Preheat oven to 375°F. Bring a large pot of water to a boil over high heat. Cook pasta according to package directions for al dente, about 9 minutes. Drain, reserving ¾ cup of the cooking water. Return the pasta to the pot.
Meanwhile, toss chicken pieces with 1½ teaspoons Italian seasoning, ¼ teaspoon salt and ¼ teaspoon pepper in a large bowl. Heat 2 tablespoons oil in a large oven-safe skillet over medium heat until shimmering. Add the chicken; cook, stirring occasionally, until golden brown and cooked through, about 10 minutes, scraping up any brown bits with a wooden spoon. Transfer to a clean cutting board and loosely cover with foil. Wipe the skillet clean.

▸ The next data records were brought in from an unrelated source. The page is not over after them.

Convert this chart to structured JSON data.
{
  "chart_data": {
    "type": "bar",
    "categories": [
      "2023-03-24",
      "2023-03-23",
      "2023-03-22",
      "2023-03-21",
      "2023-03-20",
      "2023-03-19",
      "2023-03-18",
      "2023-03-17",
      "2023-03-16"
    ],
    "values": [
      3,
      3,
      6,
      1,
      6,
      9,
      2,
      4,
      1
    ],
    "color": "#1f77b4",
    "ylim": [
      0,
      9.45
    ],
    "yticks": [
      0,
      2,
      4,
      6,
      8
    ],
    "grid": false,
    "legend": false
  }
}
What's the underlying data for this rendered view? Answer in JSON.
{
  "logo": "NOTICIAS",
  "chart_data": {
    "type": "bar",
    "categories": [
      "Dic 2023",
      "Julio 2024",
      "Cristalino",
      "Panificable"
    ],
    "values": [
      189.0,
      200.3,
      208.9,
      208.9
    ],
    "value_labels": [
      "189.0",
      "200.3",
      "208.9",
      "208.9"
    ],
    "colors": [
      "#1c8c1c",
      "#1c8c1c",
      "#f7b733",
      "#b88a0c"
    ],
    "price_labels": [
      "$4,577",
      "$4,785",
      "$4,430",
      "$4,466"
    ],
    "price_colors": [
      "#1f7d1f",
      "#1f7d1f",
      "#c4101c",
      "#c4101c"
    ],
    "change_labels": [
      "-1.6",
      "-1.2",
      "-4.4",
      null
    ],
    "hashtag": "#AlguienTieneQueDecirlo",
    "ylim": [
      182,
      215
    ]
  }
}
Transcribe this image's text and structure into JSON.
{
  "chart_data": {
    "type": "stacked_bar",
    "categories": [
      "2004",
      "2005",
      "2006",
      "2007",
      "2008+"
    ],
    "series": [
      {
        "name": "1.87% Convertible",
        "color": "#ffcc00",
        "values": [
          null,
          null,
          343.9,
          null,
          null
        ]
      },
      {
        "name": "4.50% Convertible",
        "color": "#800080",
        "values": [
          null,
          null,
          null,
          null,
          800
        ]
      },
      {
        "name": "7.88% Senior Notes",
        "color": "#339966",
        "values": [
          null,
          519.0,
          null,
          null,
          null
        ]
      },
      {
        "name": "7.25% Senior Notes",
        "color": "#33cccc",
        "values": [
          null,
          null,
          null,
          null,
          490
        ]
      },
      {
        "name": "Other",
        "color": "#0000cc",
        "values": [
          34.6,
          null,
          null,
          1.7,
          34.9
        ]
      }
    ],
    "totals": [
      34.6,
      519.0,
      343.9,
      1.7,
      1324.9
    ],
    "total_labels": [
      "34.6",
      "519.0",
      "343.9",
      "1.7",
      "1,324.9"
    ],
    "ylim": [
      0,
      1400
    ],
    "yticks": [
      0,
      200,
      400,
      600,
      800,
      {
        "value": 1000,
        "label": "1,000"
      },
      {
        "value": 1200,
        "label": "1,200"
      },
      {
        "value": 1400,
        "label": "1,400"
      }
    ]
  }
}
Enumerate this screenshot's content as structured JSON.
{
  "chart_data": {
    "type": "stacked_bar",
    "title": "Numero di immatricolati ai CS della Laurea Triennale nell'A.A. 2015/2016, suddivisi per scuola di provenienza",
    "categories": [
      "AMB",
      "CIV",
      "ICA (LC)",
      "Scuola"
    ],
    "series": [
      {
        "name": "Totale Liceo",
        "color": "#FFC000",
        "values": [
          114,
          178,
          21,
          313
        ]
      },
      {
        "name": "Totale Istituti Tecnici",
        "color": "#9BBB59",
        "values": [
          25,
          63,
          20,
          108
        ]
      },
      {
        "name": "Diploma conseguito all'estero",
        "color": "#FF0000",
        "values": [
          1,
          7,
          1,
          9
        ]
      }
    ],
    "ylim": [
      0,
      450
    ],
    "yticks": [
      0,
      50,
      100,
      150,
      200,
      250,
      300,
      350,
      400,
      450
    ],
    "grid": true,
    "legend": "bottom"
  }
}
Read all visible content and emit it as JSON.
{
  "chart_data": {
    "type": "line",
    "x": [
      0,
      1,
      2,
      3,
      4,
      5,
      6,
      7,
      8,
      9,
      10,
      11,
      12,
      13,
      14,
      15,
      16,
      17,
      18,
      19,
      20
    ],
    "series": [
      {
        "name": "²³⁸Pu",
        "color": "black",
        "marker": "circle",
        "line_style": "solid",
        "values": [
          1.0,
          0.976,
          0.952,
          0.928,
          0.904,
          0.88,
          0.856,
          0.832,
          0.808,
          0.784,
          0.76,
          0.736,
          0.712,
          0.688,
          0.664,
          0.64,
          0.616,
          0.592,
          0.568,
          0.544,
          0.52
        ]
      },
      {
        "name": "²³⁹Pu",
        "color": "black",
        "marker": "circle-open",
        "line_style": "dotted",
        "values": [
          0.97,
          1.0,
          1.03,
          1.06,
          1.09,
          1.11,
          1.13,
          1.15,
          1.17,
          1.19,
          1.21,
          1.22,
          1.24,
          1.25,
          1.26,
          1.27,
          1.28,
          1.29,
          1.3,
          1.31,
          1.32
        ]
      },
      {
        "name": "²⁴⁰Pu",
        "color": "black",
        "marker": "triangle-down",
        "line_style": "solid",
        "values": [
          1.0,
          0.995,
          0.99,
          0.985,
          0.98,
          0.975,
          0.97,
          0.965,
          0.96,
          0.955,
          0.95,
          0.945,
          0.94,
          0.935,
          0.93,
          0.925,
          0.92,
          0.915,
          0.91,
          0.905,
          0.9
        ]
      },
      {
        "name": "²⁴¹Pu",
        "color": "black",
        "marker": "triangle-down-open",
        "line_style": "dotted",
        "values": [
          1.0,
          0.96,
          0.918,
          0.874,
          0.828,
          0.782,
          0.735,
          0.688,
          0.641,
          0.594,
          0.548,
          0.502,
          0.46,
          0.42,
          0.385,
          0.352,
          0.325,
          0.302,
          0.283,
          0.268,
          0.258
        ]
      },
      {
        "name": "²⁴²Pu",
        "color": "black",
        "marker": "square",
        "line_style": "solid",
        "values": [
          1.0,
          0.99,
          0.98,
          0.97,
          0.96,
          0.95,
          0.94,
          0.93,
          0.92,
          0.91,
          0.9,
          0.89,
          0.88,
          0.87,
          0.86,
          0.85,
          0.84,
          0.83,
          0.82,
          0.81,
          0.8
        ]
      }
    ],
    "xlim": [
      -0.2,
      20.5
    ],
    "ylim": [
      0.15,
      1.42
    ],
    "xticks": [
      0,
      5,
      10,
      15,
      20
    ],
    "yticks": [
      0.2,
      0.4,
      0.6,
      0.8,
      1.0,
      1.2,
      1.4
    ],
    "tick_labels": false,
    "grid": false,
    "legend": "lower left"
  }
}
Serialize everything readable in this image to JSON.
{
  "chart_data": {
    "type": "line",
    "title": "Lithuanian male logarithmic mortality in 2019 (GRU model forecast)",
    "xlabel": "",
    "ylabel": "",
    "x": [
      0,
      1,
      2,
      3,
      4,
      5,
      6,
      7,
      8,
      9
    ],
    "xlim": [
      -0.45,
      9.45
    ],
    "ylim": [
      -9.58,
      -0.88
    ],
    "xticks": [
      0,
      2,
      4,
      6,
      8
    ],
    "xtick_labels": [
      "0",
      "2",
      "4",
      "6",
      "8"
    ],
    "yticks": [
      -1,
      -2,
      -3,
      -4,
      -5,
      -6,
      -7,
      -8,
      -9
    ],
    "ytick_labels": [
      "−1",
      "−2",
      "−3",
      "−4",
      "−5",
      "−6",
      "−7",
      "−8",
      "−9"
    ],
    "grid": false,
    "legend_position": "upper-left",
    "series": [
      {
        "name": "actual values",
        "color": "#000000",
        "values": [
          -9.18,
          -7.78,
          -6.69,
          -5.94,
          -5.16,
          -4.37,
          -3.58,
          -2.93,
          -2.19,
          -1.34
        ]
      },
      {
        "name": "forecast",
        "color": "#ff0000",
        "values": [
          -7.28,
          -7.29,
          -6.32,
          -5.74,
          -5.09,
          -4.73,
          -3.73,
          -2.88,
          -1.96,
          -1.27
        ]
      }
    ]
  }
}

Return the skillet to medium heat. Add 2 tablespoons butter; cook until melted, about 1 minute. Add ½ cup onion; cook, stirring occasionally, until softened, 2 to 3 minutes. Add chopped garlic and the remaining 1½ teaspoons Italian seasoning; cook, stirring constantly, until fragrant, about 30 seconds. Add 1 cup half-and-half, 1 cup chicken stock, the softened cream cheese and the reserved cooking water. Bring to a gentle simmer over medium heat; cook, stirring occasionally, until the cream cheese is melted, about 3 minutes. Gently simmer, stirring occasionally, until slightly thickened, about 5 minutes. Remove from the heat; gradually whisk in 1½ cups Parmesan until melted and smooth, about 2 minutes.
Add the sauce to the pot with the pasta. Add the chicken and the remaining ½ teaspoon salt and ¼ teaspoon pepper; stir until well coated. Transfer the pasta mixture to the skillet; spread in an even layer. Sprinkle with ½ cup Italian cheese blend.
Bake, covered, until the pasta mixture is hot and the cheese is melted, about 5 minutes. Uncover and bake until the cheese is browned in spots, about 6 more minutes. Sprinkle with 1 tablespoon parsley.